Chris Hipkins says he's not worried a capital gains tax implemented by a future Labour-led government might drive the wealthy offshore, because most other countries already have one.
The Opposition leader, who ruled out campaigning on capital gains and wealth taxes ahead of the 2023 election, in a speech at the weekend said both were back on the table, as was a land tax. The idea is to ease the tax burden on salary and wage earners, who are "shouldering a disproportionate share" compared to those whose money comes from their wealth.
"Under this government, those with multiple investment properties are getting huge tax breaks while those on salary and wages pay tax on every dollar they earn," Hipkins told supporters on Sunday.
Labour considered a capital gains tax, but ruled out campaigning on it in both 2020 and 2023. Hipkins ruled out a wealth tax, as proposed by the Greens, last year - despite it having interest from then-Finance Minister Grant Robertson and Revenue Minister David Parker, the latter of whom quit after Hipkins' captain's call.
"Well, you know, that was then and this is now," Hipkins told Morning Report on Monday.
"I think we have to realise, you know, we have to accept at some point in the country that the tax system that we've got is unsustainable. You know, with fewer people paying PAYE - pay as you earn - tax as a proportion of the workforce, we're going to have to do something to recognise the fact that, you know, all of the public services that we currently fund out of our tax revenue - so, health, education, you know, the infrastructure that we build, welfare system, superannuation - we're going to need to be able to continue to fund those things into the future, and our current tax system is going to struggle to do that."
An investigation by Inland Revenue last year found the wealthiest were paying less than half the amount of tax, across all forms of income, than most other New Zealanders - because of untaxed capital gains from businesses, property and other investments.
"We will be very clear with the country what we put forward as our tax policy well before the election, so that people know what they're voting for," Hipkins said.
"But I do think increasing numbers of New Zealanders want to have this discussion. I think they see that the tax system is unsustainable as it is."
The International Monetary Fund (IMF) last week said New Zealand "would benefit from a more efficient, equitable, and sustainable tax system" to encourage productivity, and "increase the progressivity of income tax". The global body also said the country should "mobilise additional revenue in response to long-term fiscal challenges", including a "comprehensive capital gains tax, land value tax, and changes to corporate income tax".
"When even the IMF is saying our tax system is broken it really is time to do something," Hipkins said on Sunday.
While a poll last year found a majority of voters would back a capital gains tax on investment properties, most would not like one on the family home. New Zealanders' reliance on property as their primary investment has been noted by the IMF as an ongoing risk to the economy, due to "high household debt, borrowers' vulnerability to rising interest rates and banks' high exposure to housing".
Asked if a wealth or capital gains tax could result in "capital flight" - investors taking their money out of New Zealand to spend elsewhere - Hipkins said it was "certainly one of the risks of something like a wealth tax".

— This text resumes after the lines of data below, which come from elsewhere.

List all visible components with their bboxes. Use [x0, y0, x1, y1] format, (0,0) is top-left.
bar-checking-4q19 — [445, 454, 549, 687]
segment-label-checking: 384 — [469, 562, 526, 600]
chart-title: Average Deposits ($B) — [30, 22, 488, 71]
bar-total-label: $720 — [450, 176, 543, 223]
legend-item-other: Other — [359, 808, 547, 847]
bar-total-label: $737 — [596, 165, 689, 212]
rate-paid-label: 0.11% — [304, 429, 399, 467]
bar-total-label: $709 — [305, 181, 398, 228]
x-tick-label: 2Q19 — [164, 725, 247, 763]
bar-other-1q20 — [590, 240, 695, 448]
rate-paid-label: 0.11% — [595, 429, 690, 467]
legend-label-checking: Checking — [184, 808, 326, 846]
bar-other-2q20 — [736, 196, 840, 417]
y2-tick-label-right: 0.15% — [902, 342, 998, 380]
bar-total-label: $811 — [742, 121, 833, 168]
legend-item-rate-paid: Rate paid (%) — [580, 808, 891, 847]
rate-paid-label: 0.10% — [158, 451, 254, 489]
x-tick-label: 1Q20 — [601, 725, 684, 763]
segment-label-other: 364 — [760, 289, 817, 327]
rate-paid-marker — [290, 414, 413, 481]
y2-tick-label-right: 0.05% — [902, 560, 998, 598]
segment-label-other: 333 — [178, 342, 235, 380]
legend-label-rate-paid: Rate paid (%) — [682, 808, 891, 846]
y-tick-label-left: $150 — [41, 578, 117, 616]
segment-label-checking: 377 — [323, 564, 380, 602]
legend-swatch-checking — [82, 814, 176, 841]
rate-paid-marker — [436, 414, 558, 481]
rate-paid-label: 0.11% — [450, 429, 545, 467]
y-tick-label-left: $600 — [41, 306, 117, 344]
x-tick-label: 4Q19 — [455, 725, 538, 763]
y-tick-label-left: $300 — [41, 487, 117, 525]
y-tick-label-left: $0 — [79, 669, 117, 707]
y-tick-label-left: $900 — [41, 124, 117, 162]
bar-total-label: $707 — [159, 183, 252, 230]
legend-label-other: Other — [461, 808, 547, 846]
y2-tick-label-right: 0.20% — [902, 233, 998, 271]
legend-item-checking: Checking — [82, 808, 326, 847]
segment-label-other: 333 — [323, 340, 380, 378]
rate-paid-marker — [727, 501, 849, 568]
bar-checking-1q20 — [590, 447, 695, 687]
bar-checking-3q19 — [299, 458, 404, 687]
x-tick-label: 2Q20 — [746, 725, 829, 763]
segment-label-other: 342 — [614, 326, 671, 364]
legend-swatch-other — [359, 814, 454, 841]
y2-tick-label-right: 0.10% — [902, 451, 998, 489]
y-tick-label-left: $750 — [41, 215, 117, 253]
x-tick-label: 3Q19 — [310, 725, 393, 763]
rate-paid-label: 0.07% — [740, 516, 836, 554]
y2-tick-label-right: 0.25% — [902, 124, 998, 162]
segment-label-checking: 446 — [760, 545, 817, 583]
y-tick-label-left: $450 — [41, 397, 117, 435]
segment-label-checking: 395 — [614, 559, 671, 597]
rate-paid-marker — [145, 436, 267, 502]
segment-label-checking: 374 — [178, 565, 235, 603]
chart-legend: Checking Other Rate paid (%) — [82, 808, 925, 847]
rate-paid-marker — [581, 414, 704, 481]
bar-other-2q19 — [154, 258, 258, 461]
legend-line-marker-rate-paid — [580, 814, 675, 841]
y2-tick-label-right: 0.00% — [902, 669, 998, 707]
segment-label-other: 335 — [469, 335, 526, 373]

"But there are a range of options on the table, wealth tax only being one of them - a capital gains tax, you know, we have to look at land tax - we've got to look at a range of options and the strengths and weaknesses of each of those.
"If you look at something like a capital gains tax, for example… that would be one of the least-riskier options in terms of wealth flights, because most of the countries that people would move their wealth to also have a capital gains tax. We're actually an international outlier in not having one.
"Having said that, I'm not narrowing down the options at this point. I think it's important that we work through those."
'Lunacy'
ACT leader David Seymour rejected Labour's assessment of the tax system, telling RNZ the opposition's prescription was driven by envy.
"They need to stop looking at policies that set people against each other... and [instead] ask, how does New Zealand become more affordable and ultimately more prosperous overall?"
Seymour said taxes on capital gains were "taxing twice" as property investors already had to pay tax on the rental income from that asset.
"[A CGT] is basically an opportunity to grab money off people who have got it and ACT would always argue that's the opposite of the values that will make us more prosperous as a country."
Seymour also rejected the notion New Zealand had a "massive revenue problem" and said "more effective spending" was the solution.
"Let's just remember that New Zealand's economy actually has more tax as a percentage of GDP than many of the countries that we like to compare ourselves with, I'm thinking, Australia, the United States, Canada."
New Zealand First leader Winston Peters also attacked Labour, tweeting Hipkins was only proving his irrelevance and did not understand a nation could not "tax itself into prosperity".
"His terminal plan to take Labour further to the lunacy of the economic and social left is palpable."
Greens co-leader Chlöe Swarbrick says the tax burden falls unequally on middle-earners rather than those with the most money, received through big capital gains.
She told Morning Report she and the Greens welcomed Labour " to a desperately long overdue conversation on tax reform".
"Labour's own commissioned advice and evidence from when they were last in government, from IRD last term, told us that we have a tax system that says the wealthiest pay and effective tax rate less than half of that is the average New Zealander.
The Green Party has been proposing a wealth tax to pay for a universal guaranteed income and more infrastructure spending.